Corrected carotid flow time (CFTc) = raw CFT + [1.29 x (HR – 60)].

The example patient’s CFTc = 305 + [1.29 x (74 – 60)] = 323. Some machines perform this calculation automatically.

One series of 142 normal volunteers showed a 95% normal range of about 280 – 360 for the CFTc. Importantly, a 45 degree passive leg raise for 1 minute caused a mean change of about 2% in the CFTc in these normal adults, although a few showed greater changes because the CFTc is sensitive to changes in volume status. Normal individuals at the COC clinic have also shown good  response to passive leg raise when they have been less than fully hydrated. 

The main proposed use of the CFTc is to detect volume responsiveness with the use of passive leg raise, which requires a helper. It is key that the patient does not help lift the legs but relaxes the abdomen and breathes normally. An induced Valsalva maneuver will blunt the effect of any autobolus. As the increase in the CFTc with leg raise is progressively greater than 5%, the evidence for volume responsiveness strengthens. When a supine CFTc is at the low end of normal or clearly low and the change with passive leg raise is 15% or greater, there is strong evidence for low left atrial pressure that is volume responsive.

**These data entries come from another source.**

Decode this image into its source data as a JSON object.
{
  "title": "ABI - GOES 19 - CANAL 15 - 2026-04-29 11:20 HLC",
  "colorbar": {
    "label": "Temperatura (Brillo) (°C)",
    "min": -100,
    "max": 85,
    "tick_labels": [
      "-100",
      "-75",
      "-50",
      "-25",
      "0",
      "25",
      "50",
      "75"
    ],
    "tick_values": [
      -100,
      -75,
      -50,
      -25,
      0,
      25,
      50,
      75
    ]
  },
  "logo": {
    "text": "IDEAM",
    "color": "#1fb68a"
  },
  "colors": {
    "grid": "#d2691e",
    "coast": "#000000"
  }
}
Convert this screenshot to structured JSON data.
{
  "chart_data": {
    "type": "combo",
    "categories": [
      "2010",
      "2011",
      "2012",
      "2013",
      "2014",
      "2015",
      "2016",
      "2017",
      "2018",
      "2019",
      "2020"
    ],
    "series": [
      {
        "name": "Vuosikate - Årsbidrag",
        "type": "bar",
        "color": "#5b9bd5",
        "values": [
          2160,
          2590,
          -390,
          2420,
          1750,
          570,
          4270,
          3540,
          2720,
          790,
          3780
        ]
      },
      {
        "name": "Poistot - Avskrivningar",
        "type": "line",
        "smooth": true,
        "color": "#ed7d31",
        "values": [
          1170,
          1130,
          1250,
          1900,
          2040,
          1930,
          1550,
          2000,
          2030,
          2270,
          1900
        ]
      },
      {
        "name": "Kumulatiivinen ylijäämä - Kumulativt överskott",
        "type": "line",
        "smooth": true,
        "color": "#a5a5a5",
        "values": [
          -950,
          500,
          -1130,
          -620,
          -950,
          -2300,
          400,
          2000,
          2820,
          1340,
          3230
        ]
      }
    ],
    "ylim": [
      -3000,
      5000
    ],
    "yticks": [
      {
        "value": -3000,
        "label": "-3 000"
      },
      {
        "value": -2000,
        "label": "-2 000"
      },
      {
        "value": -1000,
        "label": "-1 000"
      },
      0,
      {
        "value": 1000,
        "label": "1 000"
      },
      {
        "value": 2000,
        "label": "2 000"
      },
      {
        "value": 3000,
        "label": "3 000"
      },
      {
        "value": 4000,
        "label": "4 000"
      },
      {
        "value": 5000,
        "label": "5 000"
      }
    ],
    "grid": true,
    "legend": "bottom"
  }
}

If a helper is not available or a passive leg raise is physically difficult for a patient to perform, we have anecdotally noticed that the comparison of a sitting/legs dangling CFTc with a supine CFTc after 1 minute may also give an indication of volume responsiveness.

The published work with LV ejection time would predict that severe aortic stenosis could prolong the CFTc (pulsus tardus). In addition, HFREF patients can develop shorter LV ejection times while HFPEF patients may have longer ejection times and the CFTc might mirror these effects. More importantly, heart failure patients being diuresed could have CFTc measurements to help identify when they become volume responsive and not in need of further diuresis.